Колонизация Палестины и объединение Европы
Около 1300 г. крестоносные прожекты циркулировали в окружении короля Франции Филиппа IV Красивого. Гийом Ногаре считал ответственными за потерю Святой Земли тамплиеров. Поэтому необходимо конфисковать их имущество, казну других духовно-рыцарских орденов сосредоточить во Франции, а также обложить налогом имущество духовенства. Все явно было направлено против тамплиеров, о чем уже говорилось выше. Военные предложения свидетельствуют о слабом знании канцлером этих материй.

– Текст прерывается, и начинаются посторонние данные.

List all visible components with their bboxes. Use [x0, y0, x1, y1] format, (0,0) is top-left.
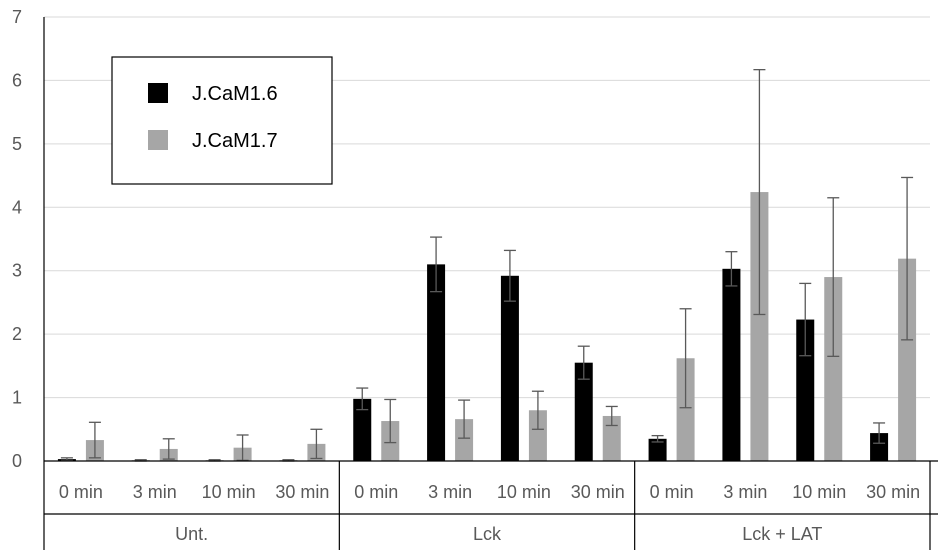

Не столько военный, сколько политический, экономический и религиозный проект предложил в то же время советник Филиппа Красивого Пьер Дюбуа. Этот юрист составил свой план с размахом. Предполагалось лишить пап светской власти, конфисковать имущество духовно-рыцарских орденов. Заодно следовало разрешить духовенству жениться, в конечном счете вообще ликвидировать церковную собственность и выдавать клирикам жалование. Завоевание должно было осуществляться силами особой армии, организованной по древнеримскому образцу, с центуриями и когортами, со строгой дисциплиной по тому же образцу. Идти на Восток следовало по пути Первого крестового похода. Перед началом похода Европе следовало объединиться и создать некий Всеобщий совет народов Европы под председательством французского монарха. Необходимо было также восстановить Латинскую империю. Для этого брат Филиппа Красивого граф Карл Валуа должен был жениться на номинальной наследнице константинопольского престола Катарине де Куртене и восстановить латинскую Романию (брак был заключен в 1301 г., Карл принял титул константинопольского императора, но никаких реальных последствий это не имело). Засим объединенная Европа во главе с братьями двинулась бы в Святую Землю, покорила ее и заселила. Дюбуа предлагал обширную колонизацию Палестины. Поселенцам следовало, по его мысли, получить обширное образование, включающее знание не только латыни, но и восточных языков. Ряд женских монастырей предполагалось закрыть и превратить их в специальные школы, где воспитывали бы будущих жен колонистов Святой Земли. При всем как бы здравомыслии этих планов Дюбуа не может удержаться от пророчества «о втором Карле Великом», который отвоюет Святую Землю, соберет под своей властью все народы и будет править ими из новой столицы в Иерусалиме. Как известно, из планов этих ровным счетом ничего не вышло.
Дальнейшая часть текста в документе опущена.